Four posts and four very different yet very similar Ramayana stories later, I found myself wondering whether I was using the rear view mirror a tad too much. Had I been too focused on how the Ramayana has influenced cultures and is now a relic of collective pasts? Judging from the reactions that have poured in to the posts as comments and personal emails, I doubt that I can deny that the epic is very much alive and kicking today. If not from dusty hardbound books with complex Sanskrit script, the Ramayana still jumps out from our television screens and computer monitors and lives amongst us.
It was in 1986, that Ramanand Sagar’s famous TV series about the epic captured the nation’s imagination. While the national broadcasters Doordarshan were initially wary of a series that might possibly lead to a rise in communalism, they soon realised that they had nothing to worry about. Indians, irrespective of their religions were glued to their television screens, leading to what news media called the “Ramayana Fever” phenomenon. Until June 2003, the series enjoyed the distinction of being the world’s most viewed mythological series.
There were also international projects like the animated Ramayana, titled “Warrior Prince - The story of Lord Ram”. Directed by the Japanese filmmaker Yugo Sako, it combined three styles of animation and won considerable acclaim at film festivals and generated an army of young fans. Based on Valmiki’s Ramayan, the story transformed Lord Ram into a super-hero of sorts who was battling with demons and ten-headed monster kings to rescue his beautiful wife and damsel in distress Sita.
And while the Warrior Prince does not really dwell on Sita’s banishment, a 2009 animation film named “Sita Sings the Blues” did just that.
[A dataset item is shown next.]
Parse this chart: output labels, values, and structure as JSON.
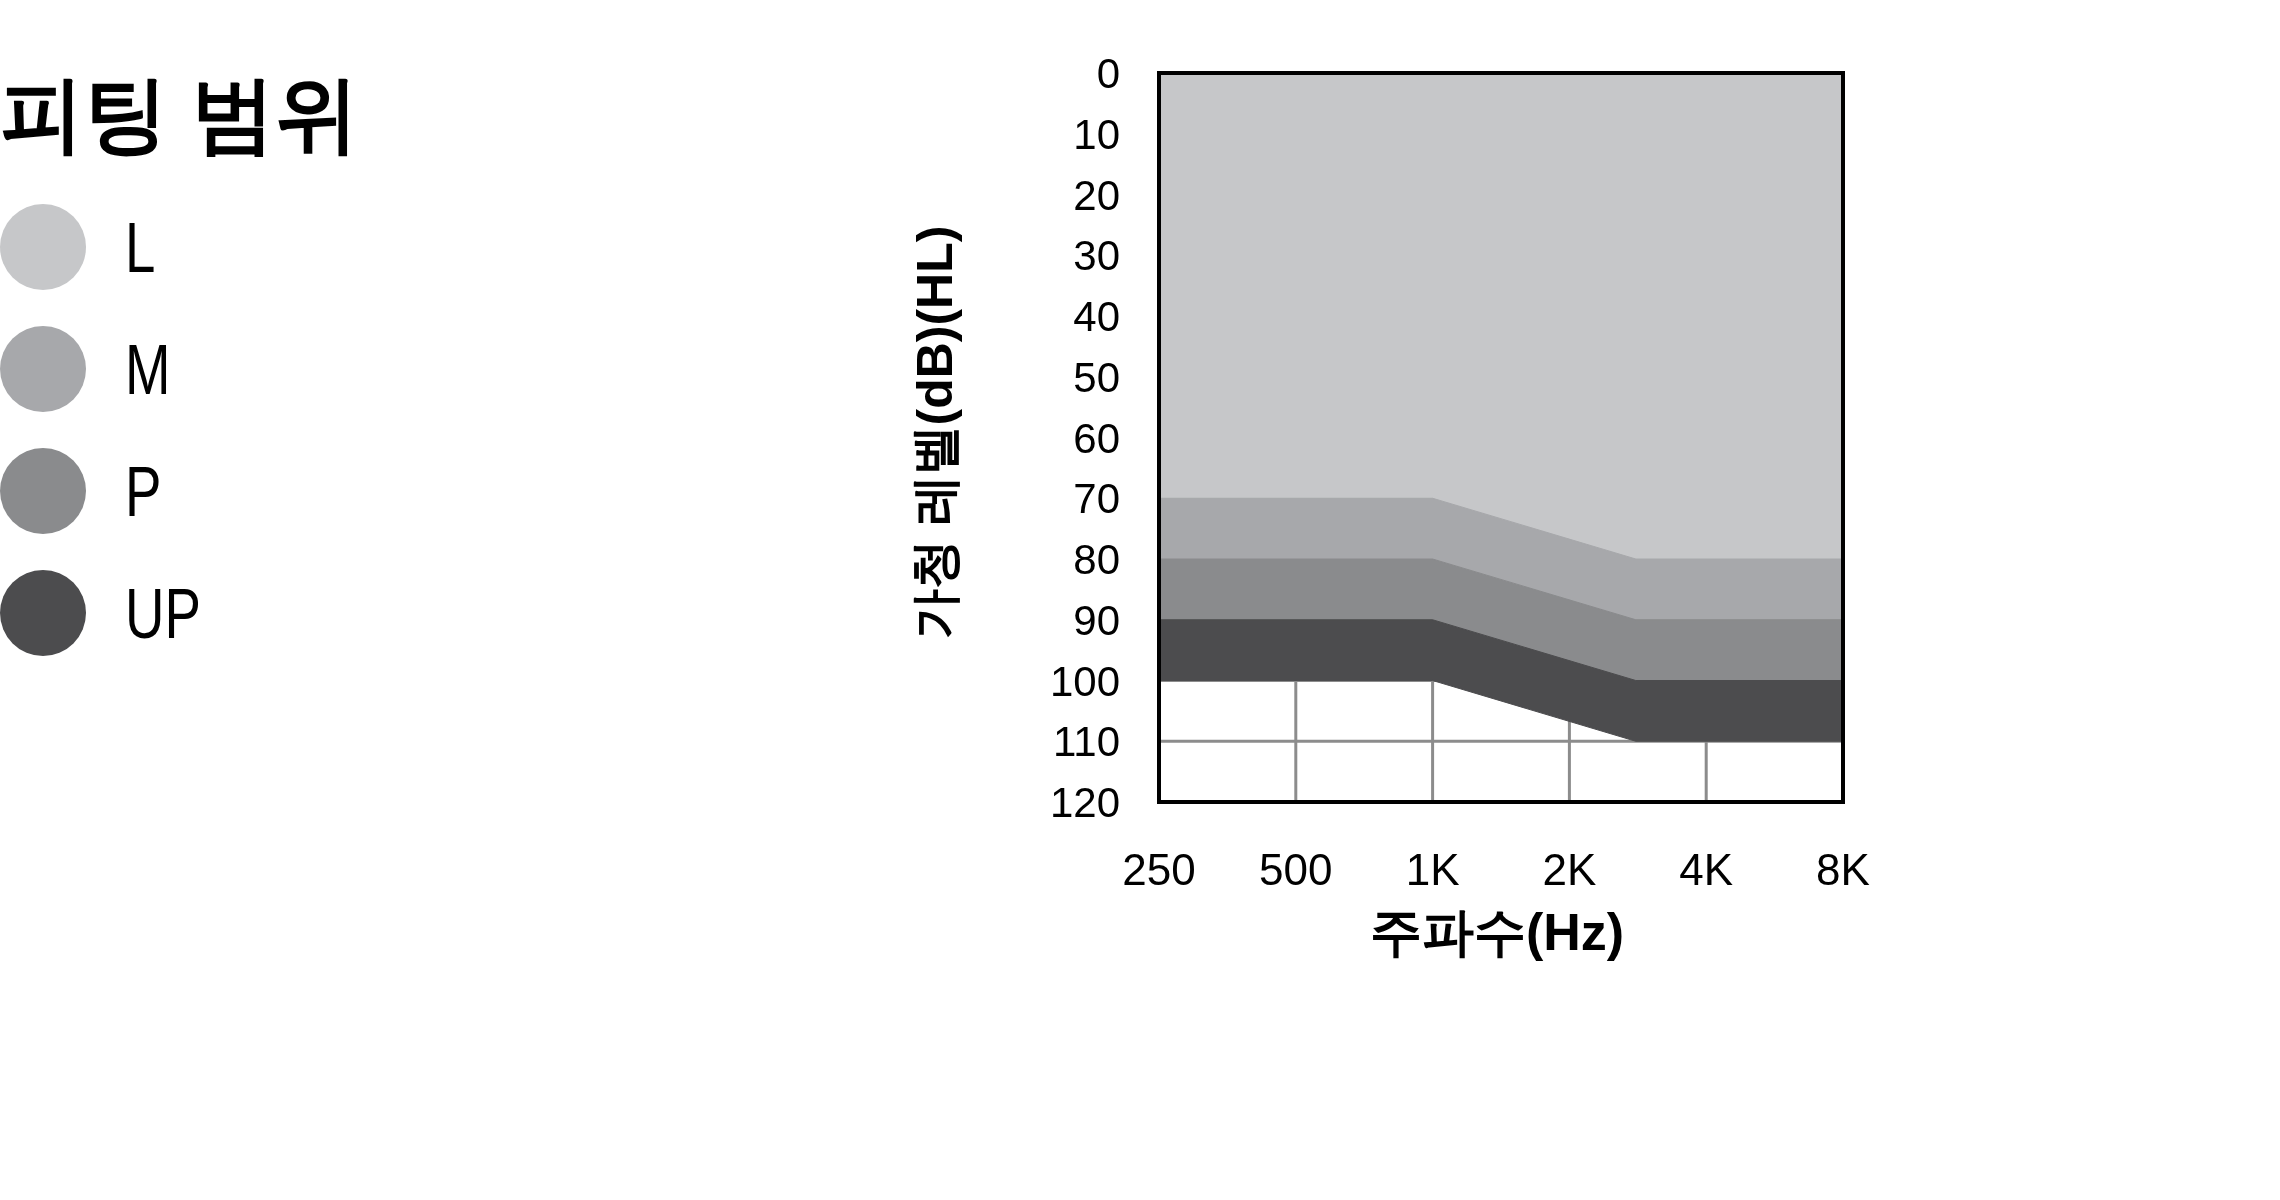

A musical and very personal interpretation of the epic made by Nina Paley, the film drew a parallel between the filmmaker’s divorce and Ram leaving Sita. Switching between the locations of a modern San Francisco and an ancient Lanka and Ayodhya, the movie not only presented the viewers with an abridged version of the epic, but also how morals from the tale could be applied to make sense of the relationship problems that we are all plagued with at one time or another. And if not as a solution for a break-up, the film shows that you can probably find solace in the fact that even Ram and Sita had to separate and they were Gods, so what chance do we mere mortals have!!
Now that’s something that renowned filmmaker Mani Ratnam will be exploring in his soon-to-be released movie ‘Raavan’. The multi-star project is said to be a modern take on the Ramayana with the twist being that the abducted wife starts feeling sympathy for her abductor, a man of multiple facets. Or figuratively speaking, a man who has ten heads.
The Ramayana is one of those epics that will always be drawn upon as inspiration or reference. Be it as a justification for fundamentalists to appropriate certain lands, to urge a woman to leave her life behind to be with her husband, or even to settle a family dispute, it’s inevitable that the characters from this great story will be used as examples for all eternity. And while one hopes that the influence of the epic continues to live on, I also hope that it is not used as a justification to perpetuate injustices in the name of norms and conventions. After all the Ramayana that has had the power to transcend all kinds of cultural and physical boundaries deserves to be treated with a little more respect than that. Don’t you agree?